Washington/Jerusalem - Benjamin Netanyahus Tage als Ministerpräsident von Israel könnten bald gezählt sein, zumindest wenn es nach US-Präsident Joe Biden und dessen Beratern geht. Zwei hochrangige US-Regierungsbeamte haben Hinweise darauf gegeben, dass ein mögliches Ende von Netanyahus politischer Karriere bei kürzlichen Treffen im Weißen Haus, bei denen der US-Präsident anwesend war, besprochen worden sei.

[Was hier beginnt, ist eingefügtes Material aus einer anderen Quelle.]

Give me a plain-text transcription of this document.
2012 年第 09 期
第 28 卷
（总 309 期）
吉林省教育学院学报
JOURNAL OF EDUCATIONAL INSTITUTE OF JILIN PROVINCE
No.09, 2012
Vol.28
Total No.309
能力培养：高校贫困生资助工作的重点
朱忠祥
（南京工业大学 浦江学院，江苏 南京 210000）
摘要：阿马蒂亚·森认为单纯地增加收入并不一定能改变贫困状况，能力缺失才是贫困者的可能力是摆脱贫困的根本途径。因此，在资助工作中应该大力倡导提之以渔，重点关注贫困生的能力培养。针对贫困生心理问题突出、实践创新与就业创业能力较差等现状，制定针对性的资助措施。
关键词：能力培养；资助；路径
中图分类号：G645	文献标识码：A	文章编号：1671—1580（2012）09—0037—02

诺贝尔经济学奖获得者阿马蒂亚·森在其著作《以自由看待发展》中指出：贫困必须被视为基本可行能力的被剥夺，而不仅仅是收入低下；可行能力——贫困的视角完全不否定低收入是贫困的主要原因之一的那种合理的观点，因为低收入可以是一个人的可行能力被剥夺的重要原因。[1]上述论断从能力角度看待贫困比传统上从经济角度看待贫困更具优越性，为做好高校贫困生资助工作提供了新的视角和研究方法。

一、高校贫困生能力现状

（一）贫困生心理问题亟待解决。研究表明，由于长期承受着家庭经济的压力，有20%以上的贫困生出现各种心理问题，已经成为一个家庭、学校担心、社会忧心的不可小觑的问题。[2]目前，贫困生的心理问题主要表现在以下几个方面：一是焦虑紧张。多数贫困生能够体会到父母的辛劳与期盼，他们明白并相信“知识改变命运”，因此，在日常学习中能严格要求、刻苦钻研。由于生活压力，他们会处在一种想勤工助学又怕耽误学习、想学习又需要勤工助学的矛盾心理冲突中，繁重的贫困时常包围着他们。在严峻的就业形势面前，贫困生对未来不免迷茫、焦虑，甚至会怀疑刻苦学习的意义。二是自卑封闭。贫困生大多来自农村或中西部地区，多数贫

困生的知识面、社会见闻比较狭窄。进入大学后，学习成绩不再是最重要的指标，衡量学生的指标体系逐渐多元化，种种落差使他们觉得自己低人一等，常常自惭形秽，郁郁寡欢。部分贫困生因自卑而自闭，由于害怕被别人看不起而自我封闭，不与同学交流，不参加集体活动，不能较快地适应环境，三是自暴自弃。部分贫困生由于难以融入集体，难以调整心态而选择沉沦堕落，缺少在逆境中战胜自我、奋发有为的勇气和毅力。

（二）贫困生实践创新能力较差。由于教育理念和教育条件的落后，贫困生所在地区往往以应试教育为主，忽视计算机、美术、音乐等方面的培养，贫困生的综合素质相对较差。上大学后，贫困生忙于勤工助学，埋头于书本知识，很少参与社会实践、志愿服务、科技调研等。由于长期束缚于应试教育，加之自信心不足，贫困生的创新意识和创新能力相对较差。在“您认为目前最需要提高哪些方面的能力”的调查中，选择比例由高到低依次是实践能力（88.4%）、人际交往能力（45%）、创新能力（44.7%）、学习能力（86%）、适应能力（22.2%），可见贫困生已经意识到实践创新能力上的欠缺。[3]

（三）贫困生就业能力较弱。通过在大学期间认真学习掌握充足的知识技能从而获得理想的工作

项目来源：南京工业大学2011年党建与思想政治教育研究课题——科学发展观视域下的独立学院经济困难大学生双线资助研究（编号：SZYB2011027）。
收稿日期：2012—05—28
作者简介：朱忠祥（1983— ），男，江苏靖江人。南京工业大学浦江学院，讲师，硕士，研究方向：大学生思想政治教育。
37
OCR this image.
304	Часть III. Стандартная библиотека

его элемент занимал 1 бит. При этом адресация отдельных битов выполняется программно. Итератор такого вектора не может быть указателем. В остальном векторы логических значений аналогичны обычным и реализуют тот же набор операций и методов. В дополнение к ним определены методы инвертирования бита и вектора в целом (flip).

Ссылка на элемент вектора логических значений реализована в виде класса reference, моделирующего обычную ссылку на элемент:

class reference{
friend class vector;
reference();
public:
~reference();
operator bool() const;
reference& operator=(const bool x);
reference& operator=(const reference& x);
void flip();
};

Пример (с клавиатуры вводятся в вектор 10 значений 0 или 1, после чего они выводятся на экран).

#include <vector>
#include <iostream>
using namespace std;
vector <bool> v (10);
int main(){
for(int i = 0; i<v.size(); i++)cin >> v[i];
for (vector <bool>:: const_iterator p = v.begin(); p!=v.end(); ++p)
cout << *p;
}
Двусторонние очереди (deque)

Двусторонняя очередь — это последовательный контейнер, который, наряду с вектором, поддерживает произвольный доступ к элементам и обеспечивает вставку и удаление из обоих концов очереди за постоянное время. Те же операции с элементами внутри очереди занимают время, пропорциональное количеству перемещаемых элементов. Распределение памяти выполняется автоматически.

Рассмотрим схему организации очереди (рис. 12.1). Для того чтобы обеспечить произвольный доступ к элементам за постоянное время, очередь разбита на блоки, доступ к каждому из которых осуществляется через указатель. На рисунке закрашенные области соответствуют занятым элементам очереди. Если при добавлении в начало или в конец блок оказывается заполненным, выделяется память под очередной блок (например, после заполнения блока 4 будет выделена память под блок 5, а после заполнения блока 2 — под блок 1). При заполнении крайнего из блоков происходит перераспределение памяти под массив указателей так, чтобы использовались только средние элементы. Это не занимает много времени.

Das schreibt das US-Nachrichtenmagazin Politico. Auch Gespräche, die seit Bidens Israel-Reise stattgefunden hätten, bei der er mit dem israelischen Ministerpräsidenten wegen des Kriegs in Israel zusammengetroffen war, würden dazu gehören. Biden sei sogar so weit gegangen, Netanyahu vorzuschlagen, dieser solle darüber nachdenken, welche Lektionen er einem potenziellen Nachfolger mitgeben würde.

Wegen Krieg in Israel: Sind Netanyahus Tage bald gezählt?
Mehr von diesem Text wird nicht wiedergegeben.